Although he was a much easier child in some ways I worried most over him.  He didn't need me long before he could communicate and I wondered how he was away from me.  Because although he was now a very happy child, he was super spirited and filled with a mischievous streak that could make him seem like his often compared alter ego Dennis the Menace.  Sending him to Primary and Preschool I worried about how he was behaving, if he was being good or if he was using his new found freedom from me to reign in terror.

And for the most part I got good reports from his teachers and other adults.  Still at home he remained our amusement maker.  In Kindergarten at a parent teacher conference his teacher expressed her only concern "When he gets excited he talks louder and louder and louder."  To which I replied, "Have you met me?  I can't teach him something I haven't learned to do yet.  But we'll work on it."  And we did.  He started his first grade year this year.  I was a little nervous because his teacher was a neighbor and I just didn't want something to happen that would cause later awkwardness.  But alas my concerns were for naught.  He had a great year.  So great that at the end of the year he got the Principal's Award, which is for the student who best exemplifies the behaviors and attitudes of our school of being responsible, organized, kind, etc...
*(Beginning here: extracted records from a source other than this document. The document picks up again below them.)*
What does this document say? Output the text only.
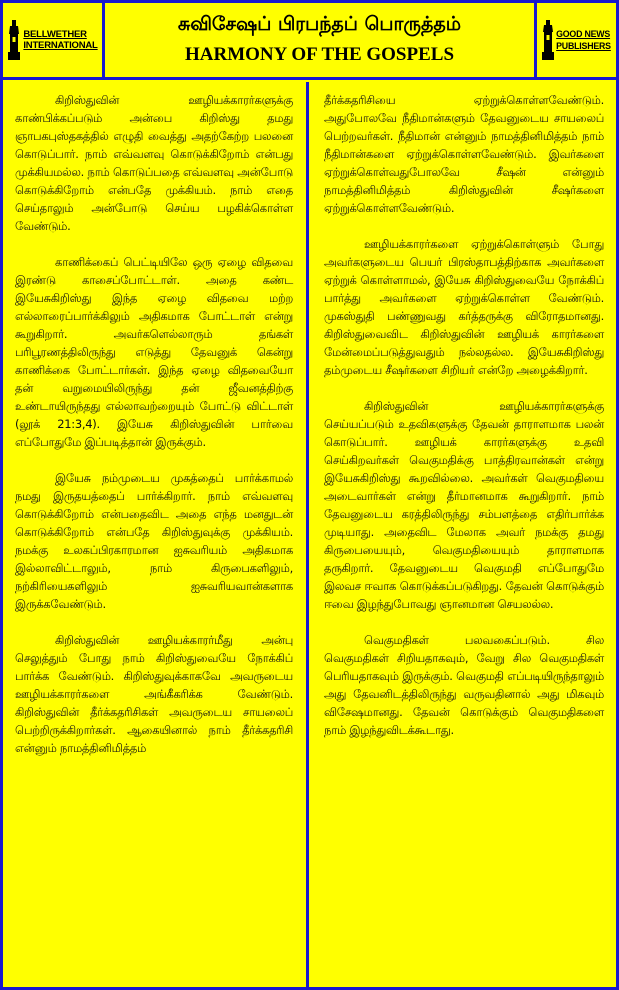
BELLWETHER
INTERNATIONAL
சுவிசேஷப் பிரபந்தப் பொருத்தம்
HARMONY OF THE GOSPELS
GOOD NEWS
PUBLISHERS

கிறிஸ்துவின் ஊழியக்காரர்களுக்கு காண்பிக்கப்படும் அன்பை கிறிஸ்து தமது ஞாபகபுஸ்தகத்தில் எழுதி வைத்து அதற்கேற்ற பலனை கொடுப்பார். நாம் எவ்வளவு கொடுக்கிறோம் என்பது முக்கியமல்ல. நாம் கொடுப்பதை எவ்வளவு அன்போடு கொடுக்கிறோம் என்பதே முக்கியம். நாம் எதை செய்தாலும் அன்போடு செய்ய பழகிக்கொள்ள வேண்டும்.

காணிக்கைப் பெட்டியிலே ஒரு ஏழை விதவை இரண்டு காசைப்போட்டாள். அதை கண்ட இயேசுகிறிஸ்து இந்த ஏழை விதவை மற்ற எல்லாரைப்பார்க்கிலும் அதிகமாக போட்டாள் என்று கூறுகிறார். அவர்களெல்லாரும் தங்கள் பரிபூரணத்திலிருந்து எடுத்து தேவனுக் கென்று காணிக்கை போட்டார்கள். இந்த ஏழை விதவையோ தன் வறுமையிலிருந்து தன் ஜீவனத்திற்கு உண்டாயிருந்தது எல்லாவற்றையும் போட்டு விட்டாள் (லூக் 21:3,4). இயேசு கிறிஸ்துவின் பார்வை எப்போதுமே இப்படித்தான் இருக்கும்.

இயேசு நம்முடைய முகத்தைப் பார்க்காமல் நமது இருதயத்தைப் பார்க்கிறார். நாம் எவ்வளவு கொடுக்கிறோம் என்பதைவிட அதை எந்த மனதுடன் கொடுக்கிறோம் என்பதே கிறிஸ்துவுக்கு முக்கியம். நமக்கு உலகப்பிரகாரமான ஐசுவரியம் அதிகமாக இல்லாவிட்டாலும், நாம் கிருபைகளிலும், நற்கிரியைகளிலும் ஐசுவரியவான்களாக இருக்கவேண்டும்.

கிறிஸ்துவின் ஊழியக்காரர்மீது அன்பு செலுத்தும் போது நாம் கிறிஸ்துவையே நோக்கிப் பார்க்க வேண்டும். கிறிஸ்துவுக்காகவே அவருடைய ஊழியக்காரர்களை அங்கீகரிக்க வேண்டும். கிறிஸ்துவின் தீர்க்கதரிசிகள் அவருடைய சாயலைப் பெற்றிருக்கிறார்கள். ஆகையினால் நாம் தீர்க்கதரிசி என்னும் நாமத்தினிமித்தம்

தீர்க்கதரிசியை ஏற்றுக்கொள்ளவேண்டும். அதுபோலவே நீதிமான்களும் தேவனுடைய சாயலைப் பெற்றவர்கள். நீதிமான் என்னும் நாமத்தினிமித்தம் நாம் நீதிமான்களை ஏற்றுக்கொள்ளவேண்டும். இவர்களை ஏற்றுக்கொள்வதுபோலவே சீஷன் என்னும் நாமத்தினிமித்தம் கிறிஸ்துவின் சீஷர்களை ஏற்றுக்கொள்ளவேண்டும்.

ஊழியக்காரர்களை ஏற்றுக்கொள்ளும் போது அவர்களுடைய பெயர் பிரஸ்தாபத்திற்காக அவர்களை ஏற்றுக் கொள்ளாமல், இயேசு கிறிஸ்துவையே நோக்கிப் பார்த்து அவர்களை ஏற்றுக்கொள்ள வேண்டும். முகஸ்துதி பண்ணுவது கர்த்தருக்கு விரோதமானது. கிறிஸ்துவைவிட கிறிஸ்துவின் ஊழியக் காரர்களை மேன்மைப்படுத்துவதும் நல்லதல்ல. இயேசுகிறிஸ்து தம்முடைய சீஷர்களை சிறியர் என்றே அழைக்கிறார்.

கிறிஸ்துவின் ஊழியக்காரர்களுக்கு செய்யப்படும் உதவிகளுக்கு தேவன் தாராளமாக பலன் கொடுப்பார். ஊழியக் காரர்களுக்கு உதவி செய்கிறவர்கள் வெகுமதிக்கு பாத்திரவான்கள் என்று இயேசுகிறிஸ்து கூறவில்லை. அவர்கள் வெகுமதியை அடைவார்கள் என்று தீர்மானமாக கூறுகிறார். நாம் தேவனுடைய கரத்திலிருந்து சம்பளத்தை எதிர்பார்க்க முடியாது. அதைவிட மேலாக அவர் நமக்கு தமது கிருபையையும், வெகுமதியையும் தாராளமாக தருகிறார். தேவனுடைய வெகுமதி எப்போதுமே இலவச ஈவாக கொடுக்கப்படுகிறது. தேவன் கொடுக்கும் ஈவை இழந்துபோவது ஞானமான செயலல்ல.

வெகுமதிகள் பலவகைப்படும். சில வெகுமதிகள் சிறியதாகவும், வேறு சில வெகுமதிகள் பெரியதாகவும் இருக்கும். வெகுமதி எப்படியிருந்தாலும் அது தேவனிடத்திலிருந்து வருவதினால் அது மிகவும் விசேஷமானது. தேவன் கொடுக்கும் வெகுமதிகளை நாம் இழந்துவிடக்கூடாது.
So what would I say about this kid now. He's amazing, he's kind, he controls his mischief and instead focuses all his energy, enthusiasm and drive into sports, extreme sports and playing.  He's fearless and brave, a leader, a good example, a great big brother and a good little brother.  A happy kid who loves to be happy and make others happy.  He's taken a huge growth spurt as well as maturity spurt this year and changed from a child to a boy.  I can't wait for him to grow into a man.  Each day of child raising is a surprise, one kind that I particularly love!